Following this ancient tradition, as a reminder of our baptism and by way of purifying ourselves we sprinkle ourselves with holy water on entering a church.

A more formal rite is the Asperges, the sprinkling of the people with holy water by the priest at the beginning of Mass on Sundays, as provided for in the Roman Missal.

We see its meaning in one of the formulas of blessing of the water where the priest says: “Almighty ever-living God, who willed that through water, the fountain of life and the source of purification, even souls should be cleansed and receive the gift of eternal life; be pleased, we pray, to bless this water, by which we seek protection on this your day, O Lord. Renew the living spring of your grace within us and grant that by this water we may be defended from all ills of spirit and body, and so approach you with hearts made clean and worthily receive your salvation.”

The reference to “the living spring of your grace” recalls Our Lord’s conversation with the Samaritan woman at the well.

He tells her that “whoever drinks of the water that I shall gave him will never thirst; the water that I shall give him will become in him a spring of water welling up to eternal life” (Jn 4:13-14).

In this same sense one of the prayers for the blessing of holy water says: “Blessed are you, Lord, all-powerful God, who in Christ, the living water of salvation, blessed and transformed us. Grant that, when we are sprinkled with this water or make use of it, we will be refreshed inwardly by the power of the Holy Spirit and
continue to walk in the new life we received at baptism.”

In these blessings we see the two main purposes of using holy water, which remind us of the principal effects of baptism: to purify us of our sins and to renew in us the life of grace.
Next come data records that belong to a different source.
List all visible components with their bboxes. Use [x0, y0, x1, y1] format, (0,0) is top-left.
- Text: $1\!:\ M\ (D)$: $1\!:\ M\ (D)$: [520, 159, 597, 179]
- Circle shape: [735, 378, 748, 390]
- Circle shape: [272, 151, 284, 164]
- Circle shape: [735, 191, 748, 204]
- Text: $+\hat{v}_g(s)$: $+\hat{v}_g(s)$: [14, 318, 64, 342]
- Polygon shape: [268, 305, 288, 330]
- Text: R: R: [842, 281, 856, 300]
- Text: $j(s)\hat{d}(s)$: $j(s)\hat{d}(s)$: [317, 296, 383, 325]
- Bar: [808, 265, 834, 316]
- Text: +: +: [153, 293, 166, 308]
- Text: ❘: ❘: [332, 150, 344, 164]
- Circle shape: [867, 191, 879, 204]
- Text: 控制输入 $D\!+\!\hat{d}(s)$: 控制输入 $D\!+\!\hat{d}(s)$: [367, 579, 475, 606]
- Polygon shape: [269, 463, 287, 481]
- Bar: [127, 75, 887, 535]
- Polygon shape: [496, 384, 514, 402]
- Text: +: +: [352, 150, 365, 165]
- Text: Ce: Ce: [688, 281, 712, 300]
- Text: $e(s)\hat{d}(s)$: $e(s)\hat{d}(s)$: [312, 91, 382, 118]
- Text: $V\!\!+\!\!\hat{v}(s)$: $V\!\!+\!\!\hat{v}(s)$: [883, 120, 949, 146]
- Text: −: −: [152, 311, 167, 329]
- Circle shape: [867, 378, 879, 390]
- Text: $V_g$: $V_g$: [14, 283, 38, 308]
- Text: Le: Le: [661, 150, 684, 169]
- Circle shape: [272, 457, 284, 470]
Apart from its use to bless ourselves when we enter a church, holy water is also used in most blessings, being sprinkled on the object blessed, whether liturgical vestments, wedding rings, a car, a home, etc.

Likewise it is used in exorcisms and other rites as a protection against the powers of evil.

It is customary for the faithful to take holy water home, where they may bless themselves with it on entering the house, bless their children by making the sign of the cross on their forehead with it on tucking them into bed, sprinkle it on their bed before retiring, etc.

Easter water is the water the priest blesses during the Easter Vigil ceremony to be used for the baptism of catechumens and for sprinkling on all those in the congregation as a reminder of their baptism.

It is simply holy water blessed on this special occasion.

The long and rich prayer of blessing of this water recalls the many times water appears in the Scriptures: at creation when the Spirit hovered over the waters, at the flood, at the Israelites’ passing through the Red Sea, at the baptism of Christ and at his death, when water flowed from his side, and when he sent the apostles out to baptise.

At the end of the blessing the priest immerses the Easter candle, which represents Christ the light of the world, three times into the water, symbolising his death and resurrection.

The priest also breathes over the water, symbolising the Holy Spirit coming down upon it.

In some countries it is traditional for the people to take some of the Easter water home where they will use it to bless their homes and some of the special foods prepared for the Easter meal.

In any case we can always take it home to use as holy water, remembering its rich history and deep meaning.